From: Mark Wooding (mdw_at_nsict.org)
Date: 08/05/03


Date: 5 Aug 2003 12:59:18 GMT

Thor Russell <thor.russell@paradise.net.nz> wrote:

> I tried using a matrix multiply for each digit, making a vector out of
> them, but the inverse matrix is ugly, not consisting of whole numbers.
> Any ideas?

Going with the matrix for a bit: you could do the matrix arithmetic mod
10, instead of over real numbers. Invertable matrices mod 10 shouldn't
be hard to find. The only trick is that you need to use the extended
Euclidean algorithm to compute the multiplicative inverses of the
individual elements. If that sounds baffling, maybe
<http://www.wikipedia.org/wiki/Extended_Euclidean_algorithm> will
explain things.

Gathering 9 different (linearly-independent) codes will be enough to
allow someone to compute the matrix.
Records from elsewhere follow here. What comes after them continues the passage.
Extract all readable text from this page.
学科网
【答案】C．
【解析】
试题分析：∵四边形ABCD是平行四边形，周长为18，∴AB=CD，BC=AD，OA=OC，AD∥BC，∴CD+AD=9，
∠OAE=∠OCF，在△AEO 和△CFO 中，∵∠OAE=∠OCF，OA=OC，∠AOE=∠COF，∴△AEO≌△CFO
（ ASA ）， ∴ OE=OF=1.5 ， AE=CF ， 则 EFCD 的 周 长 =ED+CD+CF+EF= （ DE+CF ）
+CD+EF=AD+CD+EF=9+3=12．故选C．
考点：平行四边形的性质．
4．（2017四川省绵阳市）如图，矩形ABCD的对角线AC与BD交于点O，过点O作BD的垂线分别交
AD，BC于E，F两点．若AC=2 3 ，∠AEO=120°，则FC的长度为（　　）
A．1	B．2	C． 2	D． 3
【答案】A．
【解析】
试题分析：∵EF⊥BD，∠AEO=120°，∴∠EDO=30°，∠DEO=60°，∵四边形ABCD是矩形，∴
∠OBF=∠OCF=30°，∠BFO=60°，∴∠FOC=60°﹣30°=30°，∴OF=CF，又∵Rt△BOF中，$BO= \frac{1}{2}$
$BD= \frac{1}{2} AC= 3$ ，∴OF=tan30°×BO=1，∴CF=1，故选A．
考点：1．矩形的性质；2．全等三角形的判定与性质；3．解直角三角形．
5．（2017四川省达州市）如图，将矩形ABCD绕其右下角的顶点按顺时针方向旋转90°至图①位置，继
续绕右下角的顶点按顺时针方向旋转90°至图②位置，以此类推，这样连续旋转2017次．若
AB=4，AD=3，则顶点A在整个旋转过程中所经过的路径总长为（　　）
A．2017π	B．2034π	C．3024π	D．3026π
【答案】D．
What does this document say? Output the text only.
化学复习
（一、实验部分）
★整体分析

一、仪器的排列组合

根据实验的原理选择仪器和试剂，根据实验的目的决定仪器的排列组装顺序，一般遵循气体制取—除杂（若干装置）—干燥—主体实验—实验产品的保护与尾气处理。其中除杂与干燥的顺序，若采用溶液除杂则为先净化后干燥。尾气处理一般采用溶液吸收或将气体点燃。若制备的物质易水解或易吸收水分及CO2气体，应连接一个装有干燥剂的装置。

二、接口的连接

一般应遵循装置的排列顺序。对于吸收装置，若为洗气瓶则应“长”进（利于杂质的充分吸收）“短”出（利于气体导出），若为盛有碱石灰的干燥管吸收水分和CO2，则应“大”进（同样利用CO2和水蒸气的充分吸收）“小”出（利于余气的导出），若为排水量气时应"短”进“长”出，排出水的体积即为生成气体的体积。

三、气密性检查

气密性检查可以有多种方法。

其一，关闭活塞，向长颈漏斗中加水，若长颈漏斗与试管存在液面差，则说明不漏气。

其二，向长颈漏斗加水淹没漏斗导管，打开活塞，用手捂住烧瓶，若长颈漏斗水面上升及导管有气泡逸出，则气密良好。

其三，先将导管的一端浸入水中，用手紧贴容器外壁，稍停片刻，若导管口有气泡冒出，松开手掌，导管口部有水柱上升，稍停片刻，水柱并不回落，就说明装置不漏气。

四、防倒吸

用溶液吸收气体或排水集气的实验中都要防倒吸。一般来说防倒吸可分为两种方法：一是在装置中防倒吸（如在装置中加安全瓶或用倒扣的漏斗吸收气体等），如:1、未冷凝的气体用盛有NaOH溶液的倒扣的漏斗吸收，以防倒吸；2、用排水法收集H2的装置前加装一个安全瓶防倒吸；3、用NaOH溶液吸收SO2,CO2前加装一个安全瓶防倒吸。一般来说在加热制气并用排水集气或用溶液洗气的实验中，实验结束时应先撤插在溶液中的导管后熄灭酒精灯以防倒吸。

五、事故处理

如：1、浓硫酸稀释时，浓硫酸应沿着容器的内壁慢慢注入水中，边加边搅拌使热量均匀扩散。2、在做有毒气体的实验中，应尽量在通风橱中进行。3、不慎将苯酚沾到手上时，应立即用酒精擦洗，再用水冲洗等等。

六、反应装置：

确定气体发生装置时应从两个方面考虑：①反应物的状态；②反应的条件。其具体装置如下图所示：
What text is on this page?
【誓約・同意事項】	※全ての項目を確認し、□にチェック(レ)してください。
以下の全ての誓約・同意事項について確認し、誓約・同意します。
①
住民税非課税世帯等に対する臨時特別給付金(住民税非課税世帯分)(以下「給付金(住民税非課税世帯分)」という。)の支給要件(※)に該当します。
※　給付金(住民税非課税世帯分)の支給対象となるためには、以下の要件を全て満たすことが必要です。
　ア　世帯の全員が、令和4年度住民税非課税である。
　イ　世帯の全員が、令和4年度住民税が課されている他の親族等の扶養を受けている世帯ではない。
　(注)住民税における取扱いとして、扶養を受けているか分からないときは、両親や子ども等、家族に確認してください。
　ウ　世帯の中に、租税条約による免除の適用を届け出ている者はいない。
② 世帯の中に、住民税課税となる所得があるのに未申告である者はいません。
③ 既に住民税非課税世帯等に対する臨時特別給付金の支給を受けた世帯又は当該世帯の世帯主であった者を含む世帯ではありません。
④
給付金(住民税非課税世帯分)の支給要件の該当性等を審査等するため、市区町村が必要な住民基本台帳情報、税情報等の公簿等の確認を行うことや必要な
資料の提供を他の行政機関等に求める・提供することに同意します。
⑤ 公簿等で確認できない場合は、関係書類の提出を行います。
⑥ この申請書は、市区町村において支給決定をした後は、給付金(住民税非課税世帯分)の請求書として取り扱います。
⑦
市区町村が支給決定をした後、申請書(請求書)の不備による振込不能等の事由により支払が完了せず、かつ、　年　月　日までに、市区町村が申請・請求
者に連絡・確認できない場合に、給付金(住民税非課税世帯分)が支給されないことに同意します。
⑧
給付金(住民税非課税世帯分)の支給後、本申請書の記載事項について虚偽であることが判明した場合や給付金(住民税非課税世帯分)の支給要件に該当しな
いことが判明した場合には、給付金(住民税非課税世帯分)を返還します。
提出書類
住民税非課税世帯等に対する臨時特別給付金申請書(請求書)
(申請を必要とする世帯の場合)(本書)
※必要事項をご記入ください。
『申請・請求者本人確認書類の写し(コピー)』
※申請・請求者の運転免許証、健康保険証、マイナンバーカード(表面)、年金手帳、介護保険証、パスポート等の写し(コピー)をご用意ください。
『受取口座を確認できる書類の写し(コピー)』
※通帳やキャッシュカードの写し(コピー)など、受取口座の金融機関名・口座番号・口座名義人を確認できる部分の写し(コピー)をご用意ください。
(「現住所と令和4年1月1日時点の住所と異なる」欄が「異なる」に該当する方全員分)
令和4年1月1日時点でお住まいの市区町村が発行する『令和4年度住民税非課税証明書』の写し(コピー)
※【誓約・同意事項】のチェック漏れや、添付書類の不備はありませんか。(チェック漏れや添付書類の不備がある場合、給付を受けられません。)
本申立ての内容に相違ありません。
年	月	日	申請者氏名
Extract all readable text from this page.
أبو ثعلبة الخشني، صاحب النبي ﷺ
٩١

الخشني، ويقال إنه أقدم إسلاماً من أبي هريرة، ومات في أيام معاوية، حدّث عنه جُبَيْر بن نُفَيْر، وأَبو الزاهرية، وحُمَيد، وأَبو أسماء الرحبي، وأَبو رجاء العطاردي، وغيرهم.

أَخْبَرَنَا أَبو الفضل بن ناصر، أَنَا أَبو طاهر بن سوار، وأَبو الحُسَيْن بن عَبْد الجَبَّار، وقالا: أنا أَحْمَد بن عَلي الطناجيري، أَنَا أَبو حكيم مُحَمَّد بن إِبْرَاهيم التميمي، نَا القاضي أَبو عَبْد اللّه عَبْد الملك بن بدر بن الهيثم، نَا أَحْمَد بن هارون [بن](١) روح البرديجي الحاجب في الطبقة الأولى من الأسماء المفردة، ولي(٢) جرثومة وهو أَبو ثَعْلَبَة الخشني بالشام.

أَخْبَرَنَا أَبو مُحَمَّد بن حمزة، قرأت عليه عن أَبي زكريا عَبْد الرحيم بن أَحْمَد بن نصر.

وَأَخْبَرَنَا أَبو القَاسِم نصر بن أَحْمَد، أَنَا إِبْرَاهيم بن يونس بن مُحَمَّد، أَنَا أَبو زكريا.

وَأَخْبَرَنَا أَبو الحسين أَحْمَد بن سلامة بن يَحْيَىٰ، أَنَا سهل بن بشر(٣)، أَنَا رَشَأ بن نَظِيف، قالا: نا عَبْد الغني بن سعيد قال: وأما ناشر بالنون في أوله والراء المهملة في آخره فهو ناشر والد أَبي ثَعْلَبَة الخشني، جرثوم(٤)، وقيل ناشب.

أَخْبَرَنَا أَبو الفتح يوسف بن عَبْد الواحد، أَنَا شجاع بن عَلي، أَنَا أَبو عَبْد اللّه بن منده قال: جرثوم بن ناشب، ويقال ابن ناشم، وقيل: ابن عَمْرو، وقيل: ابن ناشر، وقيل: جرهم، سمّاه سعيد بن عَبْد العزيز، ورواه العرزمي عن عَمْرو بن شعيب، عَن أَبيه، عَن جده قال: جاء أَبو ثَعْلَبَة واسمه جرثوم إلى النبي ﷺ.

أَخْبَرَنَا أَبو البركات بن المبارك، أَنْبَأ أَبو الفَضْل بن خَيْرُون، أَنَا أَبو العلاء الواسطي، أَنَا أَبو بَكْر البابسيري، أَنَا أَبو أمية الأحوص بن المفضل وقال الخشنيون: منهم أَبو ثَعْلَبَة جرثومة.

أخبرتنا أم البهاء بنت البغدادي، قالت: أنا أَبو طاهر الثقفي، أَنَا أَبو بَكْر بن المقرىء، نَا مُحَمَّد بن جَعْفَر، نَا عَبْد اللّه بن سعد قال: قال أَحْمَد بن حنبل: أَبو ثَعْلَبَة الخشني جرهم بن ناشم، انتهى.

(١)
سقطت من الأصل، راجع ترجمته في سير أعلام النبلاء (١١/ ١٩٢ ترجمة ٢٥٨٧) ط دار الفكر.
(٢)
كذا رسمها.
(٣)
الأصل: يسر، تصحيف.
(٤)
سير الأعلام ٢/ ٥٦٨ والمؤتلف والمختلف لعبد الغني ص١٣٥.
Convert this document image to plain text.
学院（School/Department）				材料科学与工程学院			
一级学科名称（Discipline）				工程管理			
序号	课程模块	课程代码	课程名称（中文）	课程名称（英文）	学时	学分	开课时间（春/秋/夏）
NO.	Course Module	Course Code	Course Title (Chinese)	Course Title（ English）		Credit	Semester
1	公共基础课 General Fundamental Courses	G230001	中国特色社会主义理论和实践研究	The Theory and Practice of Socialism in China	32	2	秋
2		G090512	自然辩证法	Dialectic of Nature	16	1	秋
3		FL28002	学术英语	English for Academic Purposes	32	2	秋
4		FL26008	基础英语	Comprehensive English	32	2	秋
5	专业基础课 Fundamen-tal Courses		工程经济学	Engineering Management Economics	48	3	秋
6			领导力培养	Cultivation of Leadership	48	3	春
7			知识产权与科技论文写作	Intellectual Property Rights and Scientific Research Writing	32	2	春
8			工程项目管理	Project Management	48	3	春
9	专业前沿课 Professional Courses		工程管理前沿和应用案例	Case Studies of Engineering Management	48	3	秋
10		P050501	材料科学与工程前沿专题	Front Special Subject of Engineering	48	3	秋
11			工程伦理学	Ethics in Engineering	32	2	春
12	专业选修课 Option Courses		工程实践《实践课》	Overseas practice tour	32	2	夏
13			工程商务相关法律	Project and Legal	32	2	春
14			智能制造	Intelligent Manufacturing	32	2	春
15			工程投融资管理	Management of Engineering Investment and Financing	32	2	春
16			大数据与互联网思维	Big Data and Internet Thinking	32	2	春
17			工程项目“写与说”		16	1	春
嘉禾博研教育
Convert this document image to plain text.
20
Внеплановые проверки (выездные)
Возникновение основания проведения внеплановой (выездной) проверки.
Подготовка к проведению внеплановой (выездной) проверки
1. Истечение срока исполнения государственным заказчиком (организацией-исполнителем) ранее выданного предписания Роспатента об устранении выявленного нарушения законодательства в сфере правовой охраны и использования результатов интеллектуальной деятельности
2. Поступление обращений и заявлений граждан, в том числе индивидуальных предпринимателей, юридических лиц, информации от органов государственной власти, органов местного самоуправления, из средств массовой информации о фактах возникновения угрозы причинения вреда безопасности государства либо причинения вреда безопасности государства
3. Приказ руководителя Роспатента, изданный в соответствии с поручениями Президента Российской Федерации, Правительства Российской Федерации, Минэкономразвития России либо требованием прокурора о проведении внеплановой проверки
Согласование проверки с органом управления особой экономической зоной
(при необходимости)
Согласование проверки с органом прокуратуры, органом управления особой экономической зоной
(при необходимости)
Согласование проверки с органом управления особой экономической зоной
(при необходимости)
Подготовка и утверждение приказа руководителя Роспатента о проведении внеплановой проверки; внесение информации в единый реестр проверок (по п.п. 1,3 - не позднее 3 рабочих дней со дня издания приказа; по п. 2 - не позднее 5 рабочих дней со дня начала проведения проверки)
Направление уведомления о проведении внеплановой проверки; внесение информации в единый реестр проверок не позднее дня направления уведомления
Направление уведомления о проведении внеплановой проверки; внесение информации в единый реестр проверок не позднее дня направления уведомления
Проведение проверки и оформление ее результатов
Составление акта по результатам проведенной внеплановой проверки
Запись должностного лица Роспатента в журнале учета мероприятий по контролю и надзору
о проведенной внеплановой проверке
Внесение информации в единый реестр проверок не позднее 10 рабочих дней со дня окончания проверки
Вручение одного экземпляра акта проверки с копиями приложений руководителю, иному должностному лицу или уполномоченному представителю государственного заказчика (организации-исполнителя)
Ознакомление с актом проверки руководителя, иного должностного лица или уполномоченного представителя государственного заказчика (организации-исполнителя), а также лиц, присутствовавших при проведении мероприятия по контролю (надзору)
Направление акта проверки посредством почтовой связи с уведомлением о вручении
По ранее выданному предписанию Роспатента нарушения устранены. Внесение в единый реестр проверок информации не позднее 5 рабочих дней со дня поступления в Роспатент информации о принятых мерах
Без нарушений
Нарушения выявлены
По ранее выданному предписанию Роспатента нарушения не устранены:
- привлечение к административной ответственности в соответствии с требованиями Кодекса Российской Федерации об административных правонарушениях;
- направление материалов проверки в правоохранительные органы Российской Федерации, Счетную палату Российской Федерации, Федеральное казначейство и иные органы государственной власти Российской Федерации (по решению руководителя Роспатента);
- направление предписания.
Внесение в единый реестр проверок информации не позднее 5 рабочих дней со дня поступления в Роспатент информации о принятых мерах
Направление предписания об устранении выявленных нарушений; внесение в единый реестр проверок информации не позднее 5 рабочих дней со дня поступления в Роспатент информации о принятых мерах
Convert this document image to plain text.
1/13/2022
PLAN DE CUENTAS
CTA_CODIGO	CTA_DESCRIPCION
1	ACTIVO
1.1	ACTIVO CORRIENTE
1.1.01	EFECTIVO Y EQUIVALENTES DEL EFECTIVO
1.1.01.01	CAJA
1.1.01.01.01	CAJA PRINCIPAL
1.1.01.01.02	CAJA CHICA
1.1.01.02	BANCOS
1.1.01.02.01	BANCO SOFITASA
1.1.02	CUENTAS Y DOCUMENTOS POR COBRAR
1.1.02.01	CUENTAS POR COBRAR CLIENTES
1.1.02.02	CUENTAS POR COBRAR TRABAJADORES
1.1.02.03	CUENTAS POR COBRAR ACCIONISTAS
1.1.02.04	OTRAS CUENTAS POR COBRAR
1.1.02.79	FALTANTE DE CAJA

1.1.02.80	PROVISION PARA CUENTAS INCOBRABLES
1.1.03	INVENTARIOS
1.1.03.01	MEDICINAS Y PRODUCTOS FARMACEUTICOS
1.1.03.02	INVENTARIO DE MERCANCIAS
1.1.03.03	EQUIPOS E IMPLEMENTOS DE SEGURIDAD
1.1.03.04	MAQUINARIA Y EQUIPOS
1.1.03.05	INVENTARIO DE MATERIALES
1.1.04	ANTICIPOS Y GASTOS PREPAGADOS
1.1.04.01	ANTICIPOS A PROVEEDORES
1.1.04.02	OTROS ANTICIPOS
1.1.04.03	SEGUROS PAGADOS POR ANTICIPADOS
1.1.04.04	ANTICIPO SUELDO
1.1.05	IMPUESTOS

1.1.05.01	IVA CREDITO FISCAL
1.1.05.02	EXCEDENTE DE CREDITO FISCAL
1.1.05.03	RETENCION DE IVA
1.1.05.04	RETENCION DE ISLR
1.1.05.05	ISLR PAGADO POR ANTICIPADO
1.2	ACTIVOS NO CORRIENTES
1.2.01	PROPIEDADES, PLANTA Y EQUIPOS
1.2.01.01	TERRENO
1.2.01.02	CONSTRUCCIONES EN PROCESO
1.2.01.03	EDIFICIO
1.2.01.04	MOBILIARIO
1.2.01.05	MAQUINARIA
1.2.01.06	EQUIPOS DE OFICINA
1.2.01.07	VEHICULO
I suspect that this isn't of
concern -- after all, the matrix will be in the code anyway, and it's
not that hard to just turn of the check.

Alternatively, you can use some real cryptography. Note that 32-bit
numbers fit in 10 digits. Stash the seat count (and maybe other stuff)
in the bottom l bits. Add t random bits. Now, pad that with zeros and
psuh it through your favourite block cipher (e.g., AES, DES, whatever
you think is easy to get hold of or implement) with some `secret'[1]
key. Glue the answer on to the seat count and random data, and grab the
first 32 bits (so we have (32 - t - l) bits of block cipher output, t
bits of random stuff, and l bits of seat count and other information).
Checking is basically the same process. Assuming that the block cipher
is a pseudorandom function, guessing a correct code without knowing the
key happens with probability at most 2^{32 - t - l}. (The random string
is to make copies of the same thing look different.)

[1] Not that secret. Your program will know it.